園田寿(甲南大学法科大学院教授、弁護士)  

 報道によると、大阪府堺市がコンビニで売られている成人向け雑誌(いわゆる有害図書)に対して、95万円の予算を計上して半透明の色つきビニール袋で雑誌を覆う取り組みを始めるというこです。

 コンビニエンスストアに陳列された成人向け雑誌を子供たちが目にする機会を減らすため、堺市は新年度、コンビニに協力を求め、市内店舗で、半透明の色つきビニール袋で雑誌を覆う取り組みを始める。また雑誌棚を子供の目に入りにくい場所に移動してもらうとともに、小さな子供の視線が雑誌に行きにくいよう棚の下側に横長のプラスチック製板を設ける。

 市市民協働課によると、こうした取り組みは全国でも珍しいという。府内では府条例で18歳未満の青少年に対し、指定された「有害図書類」の販売・閲覧を禁止しており、コンビニなどでは区分陳列されている。対象となるのはこうした区分陳列された雑誌類。雑誌を覆うビニール袋の色は未定だが、縦12センチの半透明で、腹巻きのように雑誌の中央部分を覆い、表紙の写真などを見えにくくする。上部の雑誌名の部分と下部は覆わず見えるようにする。十数万枚の購入を予定している。 

産経WEST 2016.2.17より引用

 従来から、大阪府の場合、青少年の自由な出入りを物理的に禁止するスペースに有害図書を陳列する場合や、レジの後ろの棚のように、青少年が有害図書を直接手に取って見ることができないような場所に陳列する場合以外では、ビニールやひも掛けによる個別包装が義務付けられてきました。この場合の「ビニール包装」は、透明なビニールで包装されたもので、表紙はそのまま見えていました。ところが、今回、堺市が実施しようとしている方策は、これを一歩進めて、半透明のビニールで雑誌を覆って表紙の一部を隠す方法なのです。

 有害図書規制は、出版や表現行為、あるいは知る権利に対する制約ですので、厳格な法的根拠が必要なのですが、今回の堺市の取組みが従来からの有害図書規制の法的枠組みを逸脱していないかどうかが問題となります。

大阪府における有害図書規制


 大阪府では、青少年健全育成条例(以下「条例」)第15条と同施行規則(以下「規則」)第6条で区分陳列や個別包装などの措置が規定されています。これは、有害図書類の販売やレンタルなどの営業をする者に対して、18才未満の青少年が有害図書類を買ったり、閲覧したりすることを防止するための措置であって、次のいずれかの方法によって、他の図書類と区別して陳列したり、店員の目が届く場所に陳列することを義務づけるものです。

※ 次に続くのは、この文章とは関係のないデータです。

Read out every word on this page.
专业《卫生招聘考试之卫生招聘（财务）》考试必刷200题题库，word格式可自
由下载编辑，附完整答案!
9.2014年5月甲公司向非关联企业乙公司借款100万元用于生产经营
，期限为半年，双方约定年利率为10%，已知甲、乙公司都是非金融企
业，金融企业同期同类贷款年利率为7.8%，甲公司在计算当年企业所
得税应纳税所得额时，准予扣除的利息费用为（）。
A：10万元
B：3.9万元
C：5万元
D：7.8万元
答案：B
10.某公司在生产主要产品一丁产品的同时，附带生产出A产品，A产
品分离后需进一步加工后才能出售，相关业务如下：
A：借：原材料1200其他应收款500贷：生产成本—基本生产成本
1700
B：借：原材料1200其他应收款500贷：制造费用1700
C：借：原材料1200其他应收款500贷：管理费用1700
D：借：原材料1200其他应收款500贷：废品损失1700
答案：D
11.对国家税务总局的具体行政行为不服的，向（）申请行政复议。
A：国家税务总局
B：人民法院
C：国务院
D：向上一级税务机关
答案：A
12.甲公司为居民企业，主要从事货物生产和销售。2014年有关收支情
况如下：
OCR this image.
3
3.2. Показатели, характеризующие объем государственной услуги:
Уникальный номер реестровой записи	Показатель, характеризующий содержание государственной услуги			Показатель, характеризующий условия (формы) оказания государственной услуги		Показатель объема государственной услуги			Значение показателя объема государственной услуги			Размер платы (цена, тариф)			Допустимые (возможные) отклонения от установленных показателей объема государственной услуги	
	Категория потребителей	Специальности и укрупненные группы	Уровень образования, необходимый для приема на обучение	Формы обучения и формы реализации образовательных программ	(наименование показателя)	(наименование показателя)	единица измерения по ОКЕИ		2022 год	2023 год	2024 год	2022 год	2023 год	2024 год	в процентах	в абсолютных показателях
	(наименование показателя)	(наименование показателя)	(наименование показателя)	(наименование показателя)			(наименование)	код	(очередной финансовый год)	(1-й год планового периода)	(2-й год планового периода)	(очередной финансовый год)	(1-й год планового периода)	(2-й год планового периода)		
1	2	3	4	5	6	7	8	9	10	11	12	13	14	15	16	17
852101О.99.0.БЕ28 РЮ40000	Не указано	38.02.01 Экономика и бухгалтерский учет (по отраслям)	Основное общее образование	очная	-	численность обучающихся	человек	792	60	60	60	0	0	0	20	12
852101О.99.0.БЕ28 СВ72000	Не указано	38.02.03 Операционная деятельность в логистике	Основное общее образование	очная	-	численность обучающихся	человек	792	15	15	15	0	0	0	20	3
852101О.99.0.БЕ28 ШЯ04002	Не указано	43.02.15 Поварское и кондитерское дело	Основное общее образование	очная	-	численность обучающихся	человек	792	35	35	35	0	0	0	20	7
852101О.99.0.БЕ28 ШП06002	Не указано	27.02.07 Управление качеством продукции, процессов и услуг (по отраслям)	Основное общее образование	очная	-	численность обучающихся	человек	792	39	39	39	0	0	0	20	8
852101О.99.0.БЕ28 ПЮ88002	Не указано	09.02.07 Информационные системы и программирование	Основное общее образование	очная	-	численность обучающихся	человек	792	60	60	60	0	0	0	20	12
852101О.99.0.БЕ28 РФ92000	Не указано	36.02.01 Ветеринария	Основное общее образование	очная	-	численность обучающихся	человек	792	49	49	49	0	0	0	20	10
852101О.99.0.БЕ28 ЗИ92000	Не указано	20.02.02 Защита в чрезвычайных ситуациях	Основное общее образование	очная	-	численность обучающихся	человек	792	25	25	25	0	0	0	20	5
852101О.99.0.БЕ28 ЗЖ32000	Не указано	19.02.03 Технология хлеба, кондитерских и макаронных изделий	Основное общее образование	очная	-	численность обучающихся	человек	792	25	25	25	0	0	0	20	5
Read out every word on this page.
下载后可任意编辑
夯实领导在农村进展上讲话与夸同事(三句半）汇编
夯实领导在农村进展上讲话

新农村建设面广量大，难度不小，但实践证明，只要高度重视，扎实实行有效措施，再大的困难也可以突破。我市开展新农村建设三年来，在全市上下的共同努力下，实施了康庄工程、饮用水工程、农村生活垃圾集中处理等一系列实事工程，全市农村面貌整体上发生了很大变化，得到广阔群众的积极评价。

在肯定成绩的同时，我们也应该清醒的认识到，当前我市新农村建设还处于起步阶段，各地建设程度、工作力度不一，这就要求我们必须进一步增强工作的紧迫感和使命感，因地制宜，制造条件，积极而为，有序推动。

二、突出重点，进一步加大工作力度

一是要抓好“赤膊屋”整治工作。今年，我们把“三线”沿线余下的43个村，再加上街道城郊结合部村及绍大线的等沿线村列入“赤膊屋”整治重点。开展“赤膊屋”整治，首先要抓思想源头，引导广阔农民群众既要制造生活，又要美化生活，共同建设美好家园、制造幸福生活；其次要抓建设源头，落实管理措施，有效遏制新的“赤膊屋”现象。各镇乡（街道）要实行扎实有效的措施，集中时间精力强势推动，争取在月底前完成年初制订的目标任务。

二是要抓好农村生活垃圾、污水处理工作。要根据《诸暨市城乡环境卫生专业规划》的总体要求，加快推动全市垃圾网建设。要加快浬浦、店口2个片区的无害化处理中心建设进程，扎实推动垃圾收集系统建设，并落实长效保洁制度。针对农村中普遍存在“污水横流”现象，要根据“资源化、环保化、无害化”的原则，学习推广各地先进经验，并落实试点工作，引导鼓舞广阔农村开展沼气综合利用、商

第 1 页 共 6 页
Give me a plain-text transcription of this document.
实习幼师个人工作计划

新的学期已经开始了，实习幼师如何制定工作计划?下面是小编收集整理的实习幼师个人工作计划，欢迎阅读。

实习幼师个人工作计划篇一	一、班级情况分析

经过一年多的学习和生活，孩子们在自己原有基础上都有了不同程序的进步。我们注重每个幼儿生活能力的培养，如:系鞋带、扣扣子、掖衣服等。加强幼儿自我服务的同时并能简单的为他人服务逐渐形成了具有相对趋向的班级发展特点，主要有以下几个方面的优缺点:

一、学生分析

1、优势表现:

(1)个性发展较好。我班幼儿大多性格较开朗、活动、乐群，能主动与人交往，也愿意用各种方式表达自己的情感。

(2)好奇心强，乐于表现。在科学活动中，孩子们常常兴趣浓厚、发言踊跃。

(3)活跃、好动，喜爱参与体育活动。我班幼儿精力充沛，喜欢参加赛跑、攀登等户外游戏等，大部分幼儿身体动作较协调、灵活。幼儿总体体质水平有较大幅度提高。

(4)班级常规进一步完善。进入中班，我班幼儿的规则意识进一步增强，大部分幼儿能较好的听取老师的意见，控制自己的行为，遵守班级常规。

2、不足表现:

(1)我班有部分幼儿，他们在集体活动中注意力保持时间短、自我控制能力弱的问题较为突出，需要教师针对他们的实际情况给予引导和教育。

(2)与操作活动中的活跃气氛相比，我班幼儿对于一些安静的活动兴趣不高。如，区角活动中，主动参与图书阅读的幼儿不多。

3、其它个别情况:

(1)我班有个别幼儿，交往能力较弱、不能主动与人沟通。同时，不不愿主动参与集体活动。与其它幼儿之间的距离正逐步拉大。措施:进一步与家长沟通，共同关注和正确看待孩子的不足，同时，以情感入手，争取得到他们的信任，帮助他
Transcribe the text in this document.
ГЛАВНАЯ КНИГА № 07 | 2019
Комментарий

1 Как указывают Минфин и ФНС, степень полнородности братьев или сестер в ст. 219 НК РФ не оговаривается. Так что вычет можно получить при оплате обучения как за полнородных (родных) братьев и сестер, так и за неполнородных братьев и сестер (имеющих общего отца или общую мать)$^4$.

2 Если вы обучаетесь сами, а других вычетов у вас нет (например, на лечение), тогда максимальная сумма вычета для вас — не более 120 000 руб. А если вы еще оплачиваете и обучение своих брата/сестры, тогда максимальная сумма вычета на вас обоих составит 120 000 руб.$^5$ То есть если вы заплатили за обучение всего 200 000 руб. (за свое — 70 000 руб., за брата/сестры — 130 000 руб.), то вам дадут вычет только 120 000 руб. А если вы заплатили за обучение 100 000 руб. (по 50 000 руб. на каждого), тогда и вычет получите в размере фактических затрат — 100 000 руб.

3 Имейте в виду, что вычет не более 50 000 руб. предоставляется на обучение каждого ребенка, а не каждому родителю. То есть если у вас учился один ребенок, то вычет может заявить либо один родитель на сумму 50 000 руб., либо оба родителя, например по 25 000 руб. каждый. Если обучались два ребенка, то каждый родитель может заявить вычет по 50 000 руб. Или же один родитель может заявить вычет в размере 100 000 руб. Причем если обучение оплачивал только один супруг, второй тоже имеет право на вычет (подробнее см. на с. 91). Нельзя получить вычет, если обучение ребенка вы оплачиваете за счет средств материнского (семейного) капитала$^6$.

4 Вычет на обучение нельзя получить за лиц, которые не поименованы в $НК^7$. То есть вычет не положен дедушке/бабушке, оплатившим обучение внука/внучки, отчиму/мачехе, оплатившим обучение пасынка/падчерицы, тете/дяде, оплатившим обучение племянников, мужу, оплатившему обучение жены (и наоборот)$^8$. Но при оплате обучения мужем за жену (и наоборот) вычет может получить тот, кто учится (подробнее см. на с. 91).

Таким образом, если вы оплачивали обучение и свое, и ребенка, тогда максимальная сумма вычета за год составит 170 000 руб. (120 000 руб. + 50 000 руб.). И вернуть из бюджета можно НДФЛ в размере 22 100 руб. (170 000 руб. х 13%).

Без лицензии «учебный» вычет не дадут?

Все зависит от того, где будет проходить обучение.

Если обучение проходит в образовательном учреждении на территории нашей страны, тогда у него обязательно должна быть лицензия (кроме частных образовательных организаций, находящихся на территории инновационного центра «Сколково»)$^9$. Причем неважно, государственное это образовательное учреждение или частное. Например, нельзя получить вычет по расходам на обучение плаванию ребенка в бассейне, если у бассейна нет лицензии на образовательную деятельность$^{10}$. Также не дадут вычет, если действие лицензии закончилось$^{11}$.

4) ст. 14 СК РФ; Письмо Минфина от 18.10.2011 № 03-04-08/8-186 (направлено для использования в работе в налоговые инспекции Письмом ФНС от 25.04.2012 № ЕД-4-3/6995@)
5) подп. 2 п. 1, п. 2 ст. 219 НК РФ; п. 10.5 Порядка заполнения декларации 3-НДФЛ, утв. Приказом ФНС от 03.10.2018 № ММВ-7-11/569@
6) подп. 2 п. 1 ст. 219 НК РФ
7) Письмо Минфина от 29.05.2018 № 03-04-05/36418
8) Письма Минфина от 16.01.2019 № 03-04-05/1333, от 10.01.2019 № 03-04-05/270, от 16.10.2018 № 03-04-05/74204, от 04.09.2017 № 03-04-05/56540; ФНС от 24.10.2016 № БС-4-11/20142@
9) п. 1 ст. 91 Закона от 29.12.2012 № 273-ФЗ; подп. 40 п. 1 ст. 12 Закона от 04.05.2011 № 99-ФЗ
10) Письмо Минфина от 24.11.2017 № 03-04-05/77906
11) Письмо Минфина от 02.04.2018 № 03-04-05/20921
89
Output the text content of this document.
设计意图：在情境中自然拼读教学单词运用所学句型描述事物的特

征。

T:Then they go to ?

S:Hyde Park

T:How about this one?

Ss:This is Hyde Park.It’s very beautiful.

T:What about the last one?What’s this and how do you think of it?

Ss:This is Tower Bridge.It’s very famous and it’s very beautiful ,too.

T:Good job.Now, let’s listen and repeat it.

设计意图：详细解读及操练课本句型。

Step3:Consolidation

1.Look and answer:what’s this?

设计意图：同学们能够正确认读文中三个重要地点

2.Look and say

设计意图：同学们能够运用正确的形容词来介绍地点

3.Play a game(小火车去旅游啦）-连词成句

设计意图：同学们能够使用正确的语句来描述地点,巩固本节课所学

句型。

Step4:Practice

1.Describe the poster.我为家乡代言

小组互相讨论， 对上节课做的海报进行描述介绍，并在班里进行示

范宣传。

(陳列方法その1)青少年を自由に出入りさせないための間仕切り等で仕切り、内部を容易に見通すことができない措置がとられた場所に陳列する(下図1)。
(陳列方法その2)ビニール包装、ひも掛け、テープによる2点留めにより、容易に閲覧できない状態にした有害図書類を次のイからニの方法により陳列する(下図2)。
(イ)他の陳列棚と60cm以上話して設置した棚に陳列する。
(ロ)10cm以上張り出す仕切り不透明の板を設け、その間に陳列する。
(ハ)床面から150cm以上の高さの位置に背表紙のみが見えるように陳列する。
(ニ)図書類の販売又は貸付けに従事する者が常駐する場所から5mいないにあり、当該者が直接見て監視できる場所に陳列する。
(陳列方法その3)図書類の販売、貸付け、又は閲覧等に従事する者が常駐するカウンターの上、又は内部に図書類を購入等する者が有害図書類に直接触れることができない状態にして陳列する(下図3)。

 さらに、設置スペースの問題から(陳列方法その2)によるときは、「ビニール包装」または「ひも掛け」を行うことが必要です。そして、決められた区分陳列の方法に従っていない場合、その事業者又は有害図書類を管理する者に対して期限を定めて改善の勧告を行い、従わない場合は、従わなかった者の氏名又は名称・勧告内容等が公表され、それでも改善されない場合は大阪府知事が命令を行います。また、公表後1年以内に再度違反した場合は勧告、公表を経ず、命令が行われます。そして、それでも守らない場合に初めて30万円以下の罰金に処せられます。